L'avenant n°3 du 25 février 2026 à la convention d'assurance chômage, signé par la CFDT, la CFTC, FO côté syndicats et le Medef, la CPME, l'U2P côté patronal, laisse intactes les conditions de signature d'une rupture conventionnelle et le montant de l'indemnité versée par l'employeur. Ce qu'il modifie, c'est la durée d'indemnisation chômage qui suit. Pour les moins de 55 ans, elle tombe de 18 à 15 mois. Pour les 55-56 ans, de 22,5 à 20,5 mois. Pour les 57 ans et plus, la chute est la plus sévère, de 27 à 20,5 mois, une convergence qui efface d'un coup l'avantage dont bénéficiaient jusqu'ici les salariés les plus âgés.
Depuis 2008, la rupture conventionnelle repose sur un équilibre implicite : le salarié accepte de partir parce qu'il touche une indemnité au moins égale au minimum légal, et parce qu'un filet de sécurité long, l'assurance chômage, amortit la transition. En raccourcissant ce filet, la réforme casse cet équilibre, et les acteurs rationnels vont chercher à le reconstituer ailleurs. Un cabinet spécialisé en accompagnement RH, HR Associés, anticipe une hausse moyenne des indemnités supra-légales négociées de l'ordre de deux à quatre mois de salaire brut, pour compenser les mois d'allocation perdus, un effet particulièrement marqué sur les profils seniors.

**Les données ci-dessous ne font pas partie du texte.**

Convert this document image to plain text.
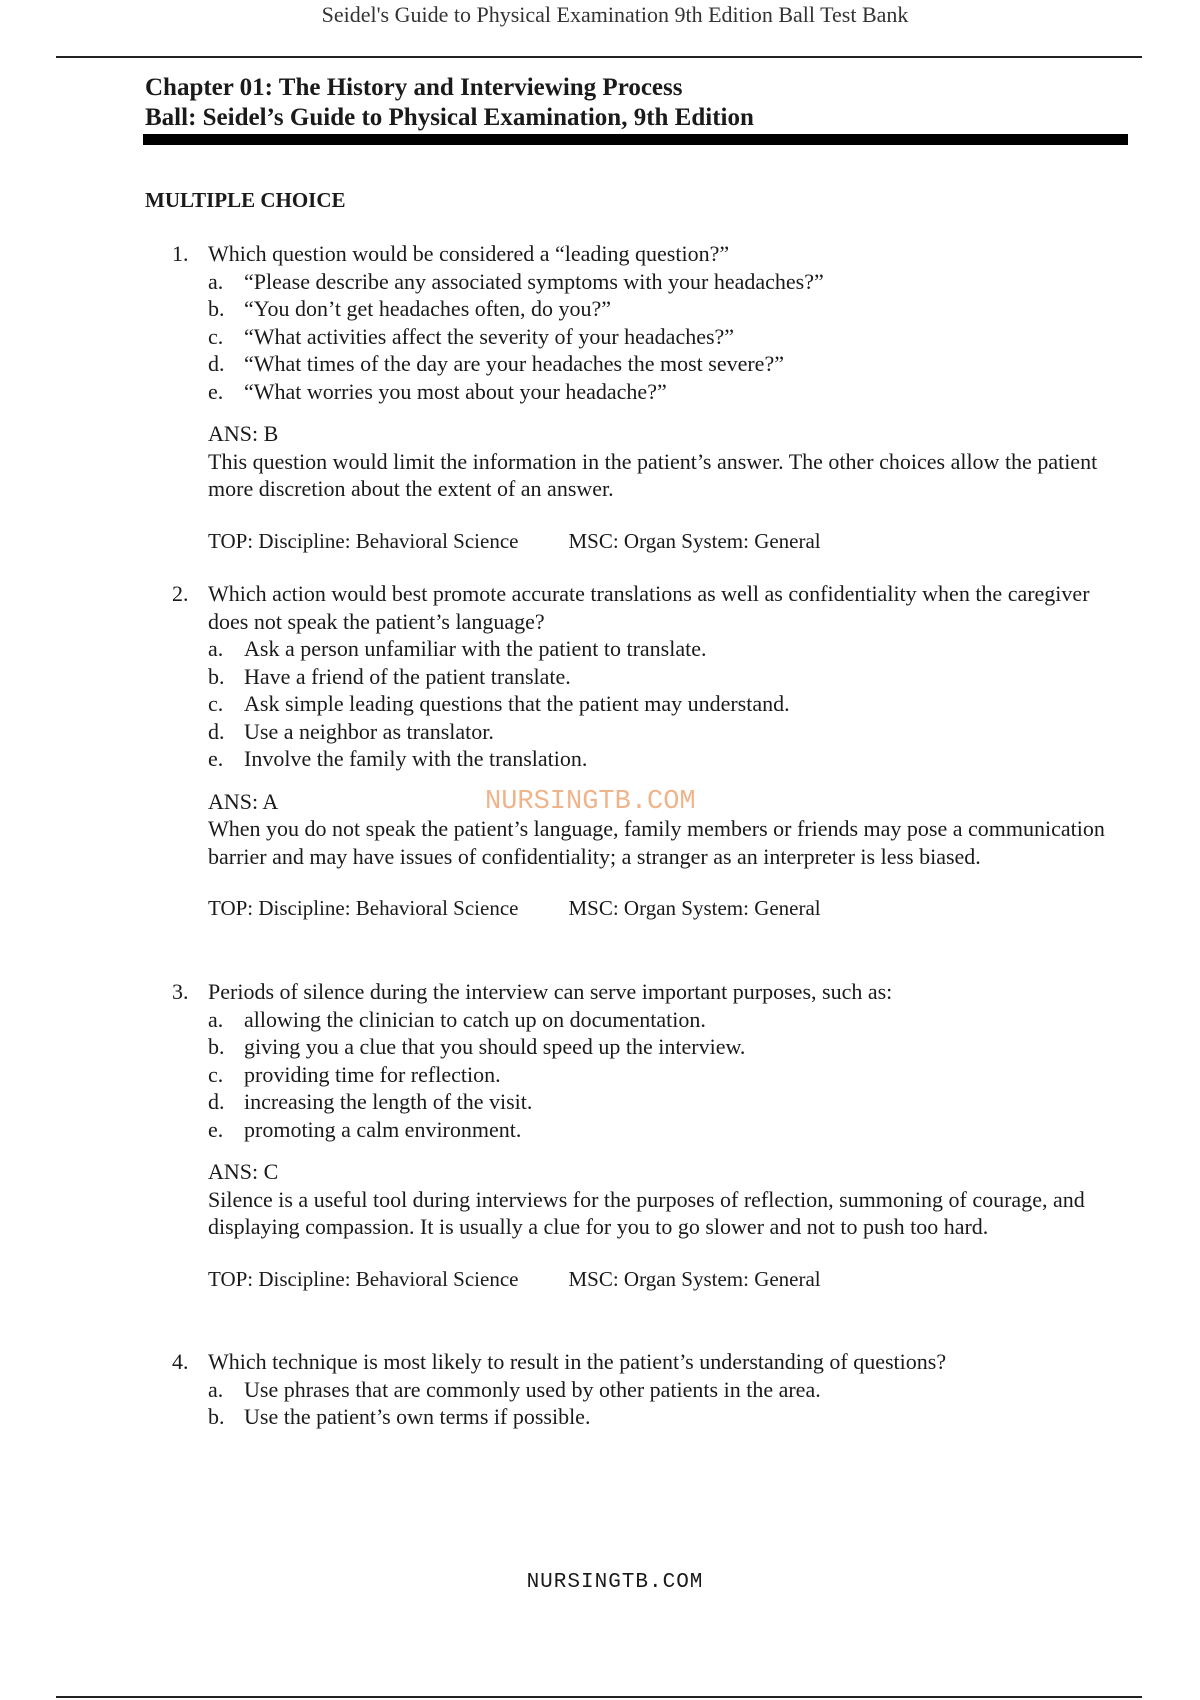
Seidel's Guide to Physical Examination 9th Edition Ball Test Bank
Chapter 01: The History and Interviewing Process
Ball: Seidel’s Guide to Physical Examination, 9th Edition
MULTIPLE CHOICE
1. Which question would be considered a “leading question?”
a. “Please describe any associated symptoms with your headaches?”
b. “You don’t get headaches often, do you?”
c. “What activities affect the severity of your headaches?”
d. “What times of the day are your headaches the most severe?”
e. “What worries you most about your headache?”
ANS: B
This question would limit the information in the patient’s answer. The other choices allow the patient more discretion about the extent of an answer.
TOP: Discipline: Behavioral Science MSC: Organ System: General
2. Which action would best promote accurate translations as well as confidentiality when the caregiver does not speak the patient’s language?
a. Ask a person unfamiliar with the patient to translate.
b. Have a friend of the patient translate.
c. Ask simple leading questions that the patient may understand.
d. Use a neighbor as translator.
e. Involve the family with the translation.
ANS: A
When you do not speak the patient’s language, family members or friends may pose a communication barrier and may have issues of confidentiality; a stranger as an interpreter is less biased.
TOP: Discipline: Behavioral Science MSC: Organ System: General
3. Periods of silence during the interview can serve important purposes, such as:
a. allowing the clinician to catch up on documentation.
b. giving you a clue that you should speed up the interview.
c. providing time for reflection.
d. increasing the length of the visit.
e. promoting a calm environment.
ANS: C
Silence is a useful tool during interviews for the purposes of reflection, summoning of courage, and displaying compassion. It is usually a clue for you to go slower and not to push too hard.
TOP: Discipline: Behavioral Science MSC: Organ System: General
4. Which technique is most likely to result in the patient’s understanding of questions?
a. Use phrases that are commonly used by other patients in the area.
b. Use the patient’s own terms if possible.
NURSINGTB.COM
NURSINGTB.COM
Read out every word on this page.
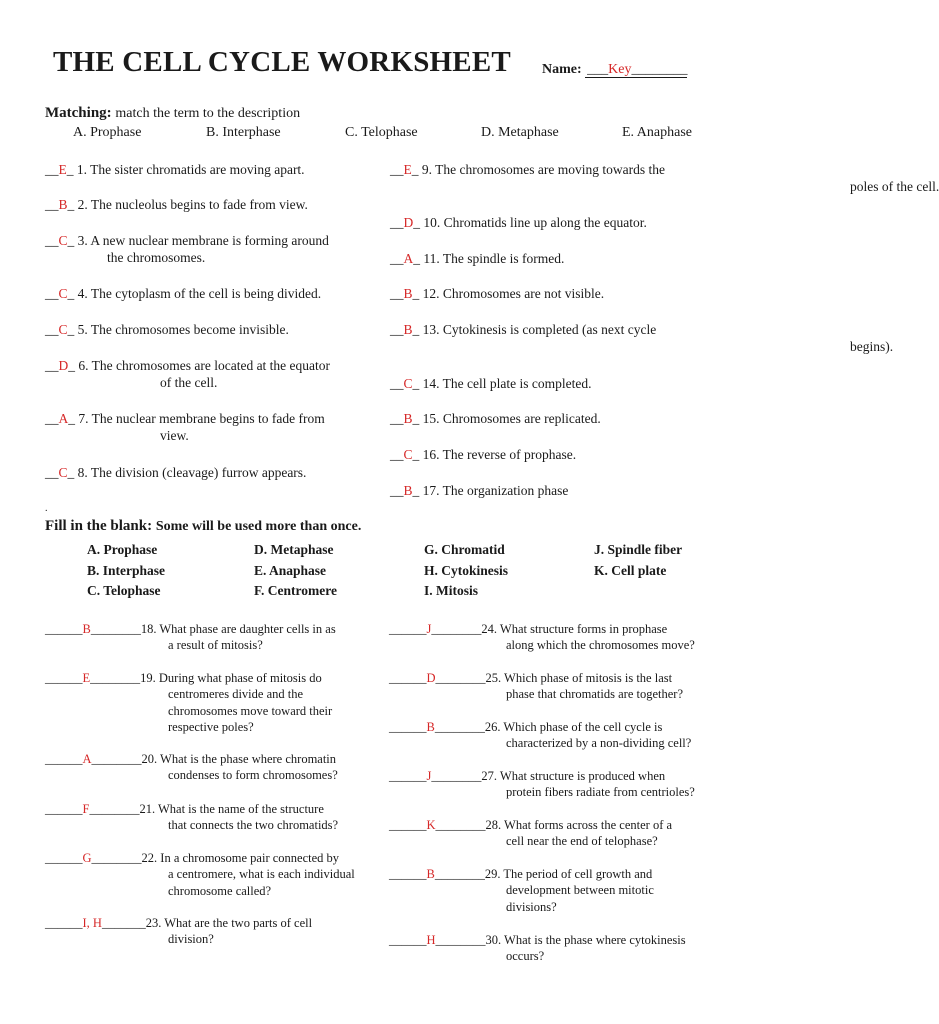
THE CELL CYCLE WORKSHEET Name: ___Key________
Matching: match the term to the description
A. Prophase	B. Interphase	C. Telophase	D. Metaphase	E. Anaphase
__E_ 1. The sister chromatids are moving apart.
__B_ 2. The nucleolus begins to fade from view.
__C_ 3. A new nuclear membrane is forming around
the chromosomes.
__C_ 4. The cytoplasm of the cell is being divided.
__C_ 5. The chromosomes become invisible.
__D_ 6. The chromosomes are located at the equator
of the cell.
__A_ 7. The nuclear membrane begins to fade from
view.
__C_ 8. The division (cleavage) furrow appears.
__E_ 9. The chromosomes are moving towards the
poles of the cell.
__D_ 10. Chromatids line up along the equator.
__A_ 11. The spindle is formed.
__B_ 12. Chromosomes are not visible.
__B_ 13. Cytokinesis is completed (as next cycle
begins).
__C_ 14. The cell plate is completed.
__B_ 15. Chromosomes are replicated.
__C_ 16. The reverse of prophase.
__B_ 17. The organization phase
.
Fill in the blank: Some will be used more than once.
A. Prophase	D. Metaphase	G. Chromatid	J. Spindle fiber
B. Interphase	E. Anaphase	H. Cytokinesis	K. Cell plate
C. Telophase	F. Centromere	I. Mitosis
______B________18. What phase are daughter cells in as
a result of mitosis?
______E________19. During what phase of mitosis do
centromeres divide and the
chromosomes move toward their
respective poles?
______A________20. What is the phase where chromatin
condenses to form chromosomes?
______F________21. What is the name of the structure
that connects the two chromatids?
______G________22. In a chromosome pair connected by
a centromere, what is each individual
chromosome called?
______I, H_______23. What are the two parts of cell
division?
______J________24. What structure forms in prophase
along which the chromosomes move?
______D________25. Which phase of mitosis is the last
phase that chromatids are together?
______B________26. Which phase of the cell cycle is
characterized by a non-dividing cell?
______J________27. What structure is produced when
protein fibers radiate from centrioles?
______K________28. What forms across the center of a
cell near the end of telophase?
______B________29. The period of cell growth and
development between mitotic
divisions?
______H________30. What is the phase where cytokinesis
occurs?
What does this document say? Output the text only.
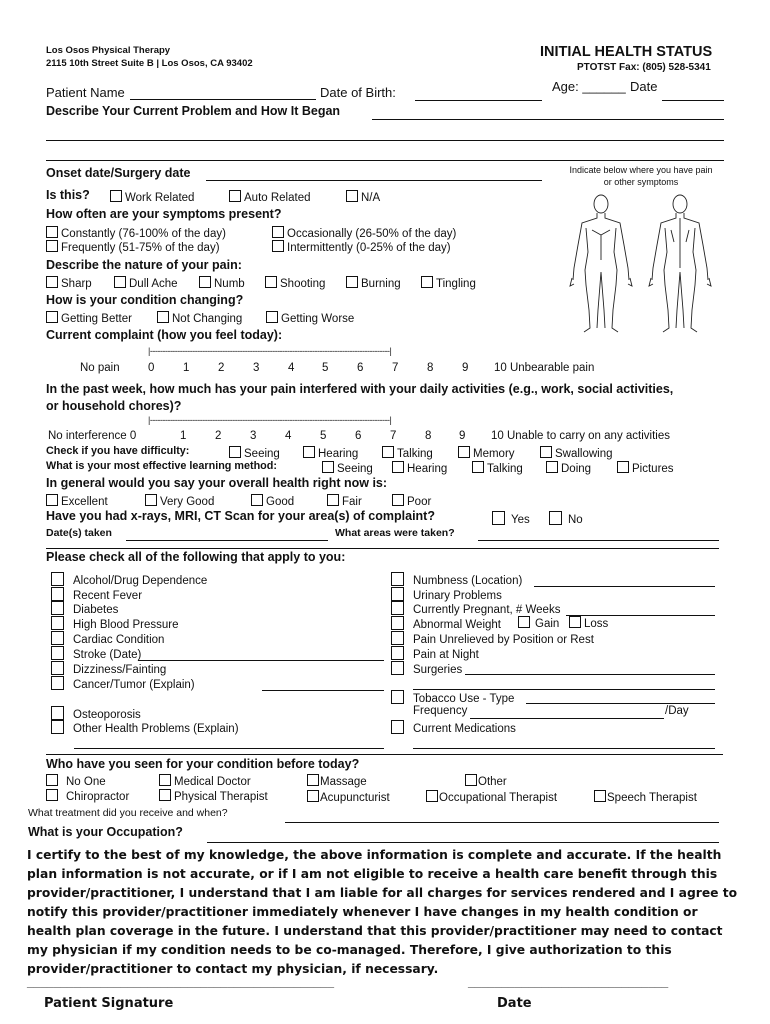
Los Osos Physical Therapy
2115 10th Street Suite B | Los Osos, CA 93402
INITIAL HEALTH STATUS
PTOTST Fax: (805) 528-5341
Patient Name	Date of Birth:	Age: ______ Date
Describe Your Current Problem and How It Began
Onset date/Surgery date	Indicate below where you have pain or other symptoms
Is this?	Work Related	Auto Related	N/A
How often are your symptoms present?
Constantly (76-100% of the day)	Occasionally (26-50% of the day)
Frequently (51-75% of the day)	Intermittently (0-25% of the day)
Describe the nature of your pain:
Sharp	Dull Ache	Numb	Shooting	Burning	Tingling
How is your condition changing?
Getting Better	Not Changing	Getting Worse
Current complaint (how you feel today):
|------------------------------------------------------------------------------------------------|
No pain 0 1 2 3 4 5 6 7 8 9 10 Unbearable pain
In the past week, how much has your pain interfered with your daily activities (e.g., work, social activities, or household chores)?
|------------------------------------------------------------------------------------------------|
No interference 0	1 2 3 4 5 6 7 8 9 10 Unable to carry on any activities
Check if you have difficulty:	Seeing	Hearing	Talking	Memory	Swallowing
What is your most effective learning method:	Seeing	Hearing	Talking	Doing	Pictures
In general would you say your overall health right now is:
Excellent	Very Good	Good	Fair	Poor
Have you had x-rays, MRI, CT Scan for your area(s) of complaint?	Yes	No
Date(s) taken	What areas were taken?
Please check all of the following that apply to you:
Alcohol/Drug Dependence
Recent Fever
Diabetes
High Blood Pressure
Cardiac Condition
Stroke (Date)
Dizziness/Fainting
Cancer/Tumor (Explain)
Osteoporosis
Other Health Problems (Explain)
Numbness (Location)
Urinary Problems
Currently Pregnant, # Weeks
Abnormal Weight	Gain	Loss
Pain Unrelieved by Position or Rest
Pain at Night
Surgeries
Tobacco Use - Type
Frequency	/Day
Current Medications
Who have you seen for your condition before today?
No One	Medical Doctor	Massage	Other
Chiropractor	Physical Therapist	Acupuncturist	Occupational Therapist	Speech Therapist
What treatment did you receive and when?
What is your Occupation?
I certify to the best of my knowledge, the above information is complete and accurate. If the health plan information is not accurate, or if I am not eligible to receive a health care benefit through this provider/practitioner, I understand that I am liable for all charges for services rendered and I agree to notify this provider/practitioner immediately whenever I have changes in my health condition or health plan coverage in the future. I understand that this provider/practitioner may need to contact my physician if my condition needs to be co-managed. Therefore, I give authorization to this provider/practitioner to contact my physician, if necessary.
______________________________________________	______________________________
Patient Signature	Date
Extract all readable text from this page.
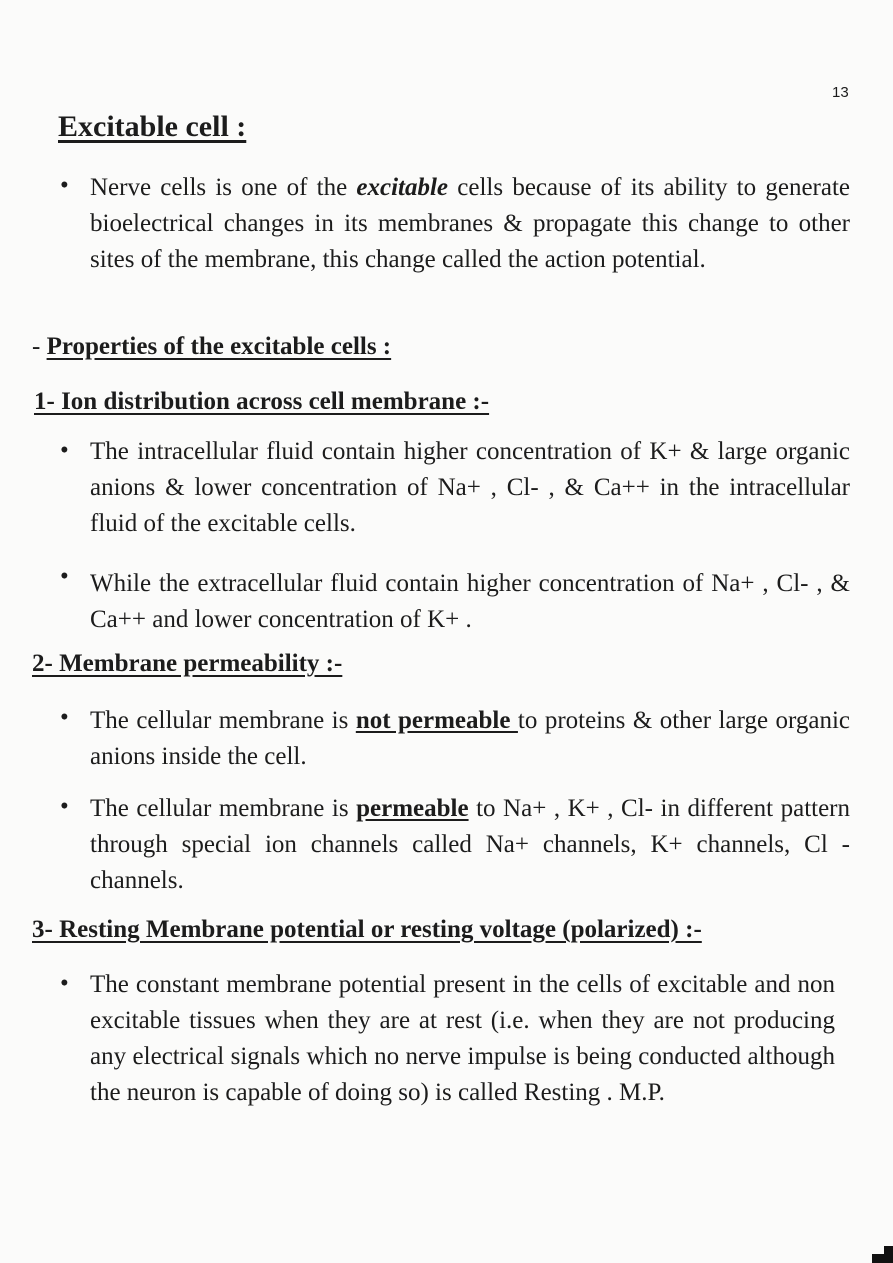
13
Excitable cell :
• Nerve cells is one of the excitable cells because of its ability to generate bioelectrical changes in its membranes & propagate this change to other sites of the membrane, this change called the action potential.
- Properties of the excitable cells :
1- Ion distribution across cell membrane :-
• The intracellular fluid contain higher concentration of K+ & large organic anions & lower concentration of Na+ , Cl- , & Ca++ in the intracellular fluid of the excitable cells.
• While the extracellular fluid contain higher concentration of Na+ , Cl- , & Ca++ and lower concentration of K+ .
2- Membrane permeability :-
• The cellular membrane is not permeable to proteins & other large organic anions inside the cell.
• The cellular membrane is permeable to Na+ , K+ , Cl- in different pattern through special ion channels called Na+ channels, K+ channels, Cl - channels.
3- Resting Membrane potential or resting voltage (polarized) :-
• The constant membrane potential present in the cells of excitable and non excitable tissues when they are at rest (i.e. when they are not producing any electrical signals which no nerve impulse is being conducted although the neuron is capable of doing so) is called Resting . M.P.
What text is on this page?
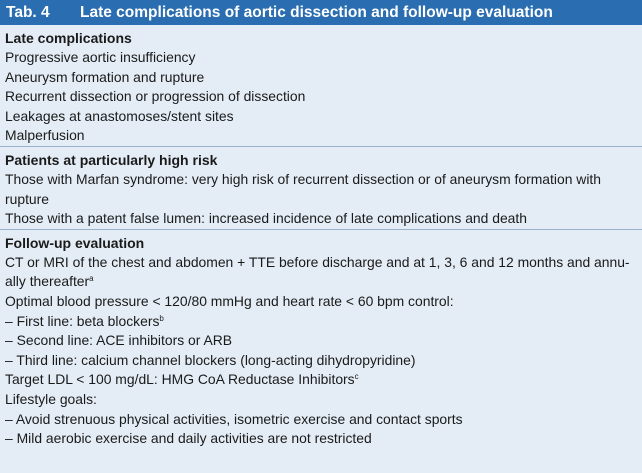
Tab. 4 Late complications of aortic dissection and follow-up evaluation
Late complications
Progressive aortic insufficiency
Aneurysm formation and rupture
Recurrent dissection or progression of dissection
Leakages at anastomoses/stent sites
Malperfusion
Patients at particularly high risk
Those with Marfan syndrome: very high risk of recurrent dissection or of aneurysm formation with
rupture
Those with a patent false lumen: increased incidence of late complications and death
Follow-up evaluation
CT or MRI of the chest and abdomen + TTE before discharge and at 1, 3, 6 and 12 months and annu-
ally thereafter$^a$
Optimal blood pressure < 120/80 mmHg and heart rate < 60 bpm control:
– First line: beta blockers$^b$
– Second line: ACE inhibitors or ARB
– Third line: calcium channel blockers (long-acting dihydropyridine)
Target LDL < 100 mg/dL: HMG CoA Reductase Inhibitors$^c$
Lifestyle goals:
– Avoid strenuous physical activities, isometric exercise and contact sports
– Mild aerobic exercise and daily activities are not restricted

C'est là que la réforme produit un effet inverse à son intention affichée. Depuis le 1er janvier 2026, la contribution patronale sur la part exonérée de l'indemnité de rupture est déjà passée de 30% à 40%, après avoir été relevée à 30% en 2023 et fixée à 20% à l'origine du dispositif. Ajoutez une indemnité négociée à la hausse pour compenser la perte de chômage, et l'addition change de nature. Certains cabinets d'accompagnement RH avancent désormais qu'une rupture conventionnelle peut coûter aussi cher, voire davantage, qu'un licenciement classique, ce qui écorne l'un des arguments historiques qui poussait les employeurs à privilégier ce dispositif plutôt que le risque d'un contentieux prud'homal.
Seules les ruptures dont le contrat prend fin à compter du 1er septembre 2026 tombent sous le nouveau régime. Une convention homologuée avant cette date, même si le départ effectif du salarié n'a pas encore eu lieu, échappe à la réforme. Cette ligne de partage transforme mécaniquement les semaines qui précèdent en fenêtre de négociation à part, où finaliser un dossier a une valeur financière concrète, indépendamment de son contenu.
Données issues de Rupture conventionnelle : pourquoi juillet est un mois clé pour négocier, Hellowork, de l'analyse détaillée des impacts RH et financiers, HR Associés, et de Rupture conventionnelle : ce qui change au 1er septembre 2026, Service-Public.fr.